Pasados unos minutos del horario (todo músico debe crear algo de ansiedad), nos dejan pasar, atravesamos un pasillo de techo bajo y aparecemos en el teatro, las luces tenues, las gradas que suben 10 ó 12 escalones, en el escenario una rara batería de solo cuatro piezas, una guitarra eléctrica y el contrabajo en el piso, nos anticipan que estamos en el lugar correcto.

Busco un buen lugar, la encuentro a Any, la mujer de mi amigo Mario, bAT-mARIO, el guitarrista y voz, me invita a sentarme con ella. Le duele un poco la cabeza, pero no puede perderse el show.

Aparecen los músicos una vez que se acomodó algo más de gente, una pequeña presentación, y cada cual a sus puestos, el joven baterista Speedy Joaco a nuestra izquierda, bAT-mARIO en el centro, Bloody Mary, la contrabajista, a nuestra derecha. Arranca la música, y una espiral de ritmo y energía nos envuelve rápidamente y nos saca del mundo.



Ahora, mirados en perspectiva, nos vemos como raras personas que mueven sus cabezas, o sus pies, o sus manos, o todo al mismo tiempo, todos al ritmo, todos sujetos por esa marea de notas que nos transporta.

Al terminar cada tema, los aplausos son breves, pero intensos, muy intensos, la gente no quiere aplaudir, quiere seguir escuchando: los silencios se hacen ahora insoportables y los cuerpos piden más movimiento.

Tema tras tema, los músicos van templando sus voces y su manejo de los instrumentos.



El Speedy Joaco empieza a hacer su propio show, mira a sus compañeros, al sonidista, habla con sí mismo, revolea los palilllos con los hombros relajados, detiene con la mano la vibración de los platillos, camina hacia atrás y vuelve a su puesto, pero jamás pierde pisada. Es rara esta batería del rockabilly, con tan pocos componentes, todo lo que se puede sacar de ella.

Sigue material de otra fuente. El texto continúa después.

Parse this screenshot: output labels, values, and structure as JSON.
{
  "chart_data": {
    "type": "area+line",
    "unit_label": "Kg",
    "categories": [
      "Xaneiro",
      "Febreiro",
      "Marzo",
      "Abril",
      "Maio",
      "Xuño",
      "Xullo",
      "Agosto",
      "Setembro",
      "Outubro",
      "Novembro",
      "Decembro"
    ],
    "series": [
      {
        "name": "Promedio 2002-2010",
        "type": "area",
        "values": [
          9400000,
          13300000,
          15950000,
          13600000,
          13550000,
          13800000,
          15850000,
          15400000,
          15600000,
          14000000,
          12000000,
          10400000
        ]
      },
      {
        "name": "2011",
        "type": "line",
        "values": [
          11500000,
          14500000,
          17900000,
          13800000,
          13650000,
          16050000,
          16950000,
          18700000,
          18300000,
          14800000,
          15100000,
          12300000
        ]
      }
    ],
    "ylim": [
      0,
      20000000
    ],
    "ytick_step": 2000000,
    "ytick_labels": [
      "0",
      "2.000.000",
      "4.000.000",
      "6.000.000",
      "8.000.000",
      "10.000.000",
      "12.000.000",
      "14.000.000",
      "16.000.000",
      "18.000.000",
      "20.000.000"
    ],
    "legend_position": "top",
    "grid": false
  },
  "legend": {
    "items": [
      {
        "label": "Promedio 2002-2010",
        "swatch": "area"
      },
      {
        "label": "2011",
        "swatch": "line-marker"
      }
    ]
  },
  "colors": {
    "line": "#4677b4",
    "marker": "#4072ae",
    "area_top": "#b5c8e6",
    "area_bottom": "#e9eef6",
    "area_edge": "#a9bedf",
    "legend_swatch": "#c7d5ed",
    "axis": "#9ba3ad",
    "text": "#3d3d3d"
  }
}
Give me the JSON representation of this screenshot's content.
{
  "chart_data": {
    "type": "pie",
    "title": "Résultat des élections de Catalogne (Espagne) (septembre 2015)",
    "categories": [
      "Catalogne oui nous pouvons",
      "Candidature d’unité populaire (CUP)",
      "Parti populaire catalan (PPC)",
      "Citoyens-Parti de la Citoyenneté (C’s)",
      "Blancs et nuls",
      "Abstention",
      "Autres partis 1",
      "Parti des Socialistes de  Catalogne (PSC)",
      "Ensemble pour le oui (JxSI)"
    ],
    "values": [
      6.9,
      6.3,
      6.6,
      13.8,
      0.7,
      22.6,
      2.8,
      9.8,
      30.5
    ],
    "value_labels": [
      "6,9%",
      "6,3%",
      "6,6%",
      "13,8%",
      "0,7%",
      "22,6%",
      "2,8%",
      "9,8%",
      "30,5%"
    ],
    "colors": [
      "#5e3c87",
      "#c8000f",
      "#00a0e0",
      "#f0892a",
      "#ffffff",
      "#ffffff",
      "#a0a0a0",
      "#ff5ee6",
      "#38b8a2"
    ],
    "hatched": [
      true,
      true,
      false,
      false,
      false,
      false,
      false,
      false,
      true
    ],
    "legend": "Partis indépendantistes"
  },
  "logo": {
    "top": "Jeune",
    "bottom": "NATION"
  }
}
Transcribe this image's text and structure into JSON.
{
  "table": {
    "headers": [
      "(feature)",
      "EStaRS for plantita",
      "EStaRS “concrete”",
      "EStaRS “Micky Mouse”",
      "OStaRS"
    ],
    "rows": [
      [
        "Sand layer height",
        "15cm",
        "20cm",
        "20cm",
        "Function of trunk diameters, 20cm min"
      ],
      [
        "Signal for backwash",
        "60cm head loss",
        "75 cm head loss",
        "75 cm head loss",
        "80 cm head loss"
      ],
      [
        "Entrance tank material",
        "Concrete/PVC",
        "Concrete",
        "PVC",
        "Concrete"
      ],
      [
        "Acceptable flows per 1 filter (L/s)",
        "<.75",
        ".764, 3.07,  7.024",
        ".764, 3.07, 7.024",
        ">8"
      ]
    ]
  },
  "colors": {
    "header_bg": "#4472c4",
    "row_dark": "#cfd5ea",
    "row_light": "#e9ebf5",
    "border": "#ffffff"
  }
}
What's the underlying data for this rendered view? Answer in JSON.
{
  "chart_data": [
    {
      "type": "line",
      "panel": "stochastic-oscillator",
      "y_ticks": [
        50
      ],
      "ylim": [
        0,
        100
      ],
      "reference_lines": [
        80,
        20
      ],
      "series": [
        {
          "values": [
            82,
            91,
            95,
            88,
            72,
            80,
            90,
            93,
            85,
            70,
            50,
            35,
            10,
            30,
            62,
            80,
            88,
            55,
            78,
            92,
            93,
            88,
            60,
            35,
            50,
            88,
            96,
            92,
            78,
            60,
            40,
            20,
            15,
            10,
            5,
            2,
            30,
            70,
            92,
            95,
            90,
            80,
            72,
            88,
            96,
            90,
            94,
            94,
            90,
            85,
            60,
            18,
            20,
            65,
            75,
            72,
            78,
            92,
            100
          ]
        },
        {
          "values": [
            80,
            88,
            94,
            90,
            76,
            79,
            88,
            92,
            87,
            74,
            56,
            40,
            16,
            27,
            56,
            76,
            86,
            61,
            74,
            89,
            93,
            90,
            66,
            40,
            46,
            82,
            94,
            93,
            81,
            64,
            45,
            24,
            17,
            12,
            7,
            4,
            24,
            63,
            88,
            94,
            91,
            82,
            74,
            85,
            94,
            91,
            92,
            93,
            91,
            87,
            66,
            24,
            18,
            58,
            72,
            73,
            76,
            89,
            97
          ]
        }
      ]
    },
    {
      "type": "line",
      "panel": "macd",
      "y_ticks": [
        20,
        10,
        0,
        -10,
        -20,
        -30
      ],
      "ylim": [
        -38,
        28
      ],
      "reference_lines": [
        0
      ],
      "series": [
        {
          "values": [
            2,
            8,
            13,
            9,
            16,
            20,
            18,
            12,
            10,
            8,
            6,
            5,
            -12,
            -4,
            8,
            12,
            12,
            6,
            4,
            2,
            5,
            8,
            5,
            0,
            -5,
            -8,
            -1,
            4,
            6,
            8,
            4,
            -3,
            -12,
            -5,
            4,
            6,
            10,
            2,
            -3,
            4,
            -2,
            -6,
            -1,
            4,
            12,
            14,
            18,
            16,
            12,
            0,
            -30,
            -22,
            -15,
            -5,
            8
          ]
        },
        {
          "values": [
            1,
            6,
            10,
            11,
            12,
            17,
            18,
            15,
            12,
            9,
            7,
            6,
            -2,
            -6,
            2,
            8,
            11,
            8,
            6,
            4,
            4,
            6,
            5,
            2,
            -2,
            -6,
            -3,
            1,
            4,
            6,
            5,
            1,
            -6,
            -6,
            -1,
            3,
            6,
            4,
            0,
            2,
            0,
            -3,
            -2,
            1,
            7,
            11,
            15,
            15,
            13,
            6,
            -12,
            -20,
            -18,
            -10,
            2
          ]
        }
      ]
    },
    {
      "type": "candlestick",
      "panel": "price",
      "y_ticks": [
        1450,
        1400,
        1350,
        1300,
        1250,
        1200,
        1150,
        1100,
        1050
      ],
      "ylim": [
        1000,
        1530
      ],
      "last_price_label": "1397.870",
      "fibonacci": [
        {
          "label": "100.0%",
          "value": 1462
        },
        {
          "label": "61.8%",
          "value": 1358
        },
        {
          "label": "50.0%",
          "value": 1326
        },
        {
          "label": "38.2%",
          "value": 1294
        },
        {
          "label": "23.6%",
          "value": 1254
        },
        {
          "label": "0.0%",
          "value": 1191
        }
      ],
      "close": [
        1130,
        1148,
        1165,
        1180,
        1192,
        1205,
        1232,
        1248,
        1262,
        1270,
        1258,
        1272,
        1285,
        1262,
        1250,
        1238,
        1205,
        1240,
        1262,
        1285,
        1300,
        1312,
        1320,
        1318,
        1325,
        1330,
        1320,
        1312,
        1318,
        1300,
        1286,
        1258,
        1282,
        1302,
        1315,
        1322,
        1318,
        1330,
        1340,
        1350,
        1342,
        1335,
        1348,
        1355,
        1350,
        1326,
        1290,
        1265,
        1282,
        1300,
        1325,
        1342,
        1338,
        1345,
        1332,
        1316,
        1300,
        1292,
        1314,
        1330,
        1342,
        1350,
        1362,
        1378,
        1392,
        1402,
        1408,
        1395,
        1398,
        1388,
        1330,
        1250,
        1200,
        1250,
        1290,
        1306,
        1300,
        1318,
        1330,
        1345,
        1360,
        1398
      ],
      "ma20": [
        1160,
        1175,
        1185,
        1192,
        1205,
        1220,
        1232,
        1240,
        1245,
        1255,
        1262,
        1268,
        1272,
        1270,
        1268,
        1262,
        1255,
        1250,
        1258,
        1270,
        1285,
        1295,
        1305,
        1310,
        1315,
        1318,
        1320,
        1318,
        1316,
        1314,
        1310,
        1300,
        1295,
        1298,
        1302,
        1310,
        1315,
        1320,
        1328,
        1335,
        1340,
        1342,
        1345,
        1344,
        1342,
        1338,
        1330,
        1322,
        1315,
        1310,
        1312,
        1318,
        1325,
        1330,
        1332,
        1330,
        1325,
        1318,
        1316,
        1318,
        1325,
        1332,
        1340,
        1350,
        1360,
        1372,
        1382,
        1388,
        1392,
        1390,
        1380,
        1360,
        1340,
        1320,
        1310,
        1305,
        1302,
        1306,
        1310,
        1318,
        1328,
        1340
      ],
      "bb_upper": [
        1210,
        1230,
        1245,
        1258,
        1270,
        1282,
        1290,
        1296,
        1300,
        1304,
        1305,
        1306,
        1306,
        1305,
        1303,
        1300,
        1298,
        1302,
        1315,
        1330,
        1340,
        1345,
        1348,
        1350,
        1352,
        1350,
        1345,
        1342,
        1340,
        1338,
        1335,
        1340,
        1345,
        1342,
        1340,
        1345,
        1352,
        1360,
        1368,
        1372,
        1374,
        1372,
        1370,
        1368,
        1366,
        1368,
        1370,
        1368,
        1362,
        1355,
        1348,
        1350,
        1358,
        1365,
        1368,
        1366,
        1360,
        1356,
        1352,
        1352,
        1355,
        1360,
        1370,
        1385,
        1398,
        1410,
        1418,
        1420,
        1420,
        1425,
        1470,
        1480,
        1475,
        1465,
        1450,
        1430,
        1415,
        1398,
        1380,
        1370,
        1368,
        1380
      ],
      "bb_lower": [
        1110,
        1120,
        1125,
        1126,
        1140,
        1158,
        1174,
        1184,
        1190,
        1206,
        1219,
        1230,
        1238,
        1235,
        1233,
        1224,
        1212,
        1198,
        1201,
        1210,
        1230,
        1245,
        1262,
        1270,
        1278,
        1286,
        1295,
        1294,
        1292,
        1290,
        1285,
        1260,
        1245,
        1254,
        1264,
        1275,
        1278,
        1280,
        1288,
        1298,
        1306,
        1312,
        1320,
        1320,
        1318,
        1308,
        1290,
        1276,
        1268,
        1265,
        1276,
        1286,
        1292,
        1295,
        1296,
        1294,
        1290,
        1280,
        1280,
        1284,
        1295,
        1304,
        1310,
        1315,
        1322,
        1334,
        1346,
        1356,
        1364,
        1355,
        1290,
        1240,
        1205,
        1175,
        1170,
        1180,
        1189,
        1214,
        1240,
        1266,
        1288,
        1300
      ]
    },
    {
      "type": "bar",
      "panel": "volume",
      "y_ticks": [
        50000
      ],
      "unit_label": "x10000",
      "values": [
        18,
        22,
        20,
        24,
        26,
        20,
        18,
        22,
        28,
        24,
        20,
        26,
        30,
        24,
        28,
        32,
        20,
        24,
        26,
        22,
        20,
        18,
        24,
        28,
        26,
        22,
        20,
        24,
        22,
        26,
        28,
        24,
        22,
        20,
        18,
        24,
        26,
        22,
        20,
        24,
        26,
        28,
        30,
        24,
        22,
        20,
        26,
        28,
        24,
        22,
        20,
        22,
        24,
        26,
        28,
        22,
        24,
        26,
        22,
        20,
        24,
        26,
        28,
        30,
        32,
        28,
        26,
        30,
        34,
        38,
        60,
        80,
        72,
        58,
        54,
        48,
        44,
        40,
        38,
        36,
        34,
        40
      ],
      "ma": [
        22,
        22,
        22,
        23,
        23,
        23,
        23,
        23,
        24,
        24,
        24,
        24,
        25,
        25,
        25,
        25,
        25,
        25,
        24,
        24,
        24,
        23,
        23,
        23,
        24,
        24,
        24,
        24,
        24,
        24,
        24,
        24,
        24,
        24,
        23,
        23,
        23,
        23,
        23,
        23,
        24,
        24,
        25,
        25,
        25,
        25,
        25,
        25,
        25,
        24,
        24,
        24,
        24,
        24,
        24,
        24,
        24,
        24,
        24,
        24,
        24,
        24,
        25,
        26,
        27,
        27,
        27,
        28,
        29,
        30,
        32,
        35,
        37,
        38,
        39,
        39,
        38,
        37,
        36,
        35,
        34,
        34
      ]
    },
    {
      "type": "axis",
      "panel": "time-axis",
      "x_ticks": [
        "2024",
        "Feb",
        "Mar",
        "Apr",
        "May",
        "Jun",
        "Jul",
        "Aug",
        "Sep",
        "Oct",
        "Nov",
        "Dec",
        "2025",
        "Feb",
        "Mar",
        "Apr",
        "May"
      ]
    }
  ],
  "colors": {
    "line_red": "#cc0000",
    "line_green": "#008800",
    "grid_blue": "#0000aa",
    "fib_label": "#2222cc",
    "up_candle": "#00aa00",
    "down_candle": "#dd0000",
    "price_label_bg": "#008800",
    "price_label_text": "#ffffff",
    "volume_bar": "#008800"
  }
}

Bloody Mary gira alrededor de su contrabajo, estira sus cuerdas, las digita, lo toma por el asta como si fuera el cuello de un hombre y casi digo que hace el amor con ese instrumento estrafalariamente grande, mientras lo mira a bAT-mARIO como diciéndole: “nos conocemos tanto, no hay nota que digites que yo no sepa adonde vas y te sigo, te banco en cada una”.



Y en el centro el cantante y guitarra, el hombre con la voz cascada y gruesa, va instalando cada tema con una pequeña presentación y desparramando luz desde su instrumento que se hace unidad con él cuando arranca un solo, las notas se desgranan y se unen, bAT-mARIO flexiona las piernas, tensa el cuello y los hombros, mira sus manos que van buscando y sacando los fraseos más detallados y vibrantes y todos nosotros enloquecemos.



Los Salvajes Rockabilly nos dan un pequeño descanso para los que quieren fumar o tomar un trago, y salen sin estridencia por el lateral de la tribuna. Salimos nuevamente al bar, y allí la encuentro a Silvia I, que vino también, sola, a llenarse de energía. Charlamos un rato, la presento con Any, volvemos a entrar. Bloody Mary, como corresponde a una mujer que te cautiva no solo con su música, se ha cambiado de ropa. bAT-mARIO y el baterista apenas se han sacado sus abrigos, ahora están en remera, los dos de negro, porque el color está en sus notas.

Los temas se siguen derramando sobre nosotros como olas que nos arrebatan de la seguridad de la playa y nos sumergen en la locura revuelta del rockabilly. Pienso “¿Por qué estoy acá, si no soy de ir a recitales?”. Me contesto “porque este es mi amigo, que yo conocí cuando nos deslumbraba con el piano de su casa, y por que siguió en su ley y hoy me llena con la energía de su estilo y de sus temas y su pasión”.



El show termina, un par de bieses, los músicos saludan, transpirados, agotados. bAT está contento por que fuimos nosotros y también otros amigos. Nos invita a Silvia y a mí al camarín, una pieza llena de ropas que corresponden a todos los personajes de las fotografías que estaban en el bar de la entrada. Charlamos un rato. Él aún tiene mucha tarea, desarmar, ordenar, llevarse las cosas.



Nos vamos. Alcanzo a Silvia I hasta su casa. La noche empieza a mostrar que la mañana será luminosa, fresca y buena, que la lluvia habrá pasado, y que el buen sol nos recordará que vivimos una noche llena de pasión, energía, y buena música.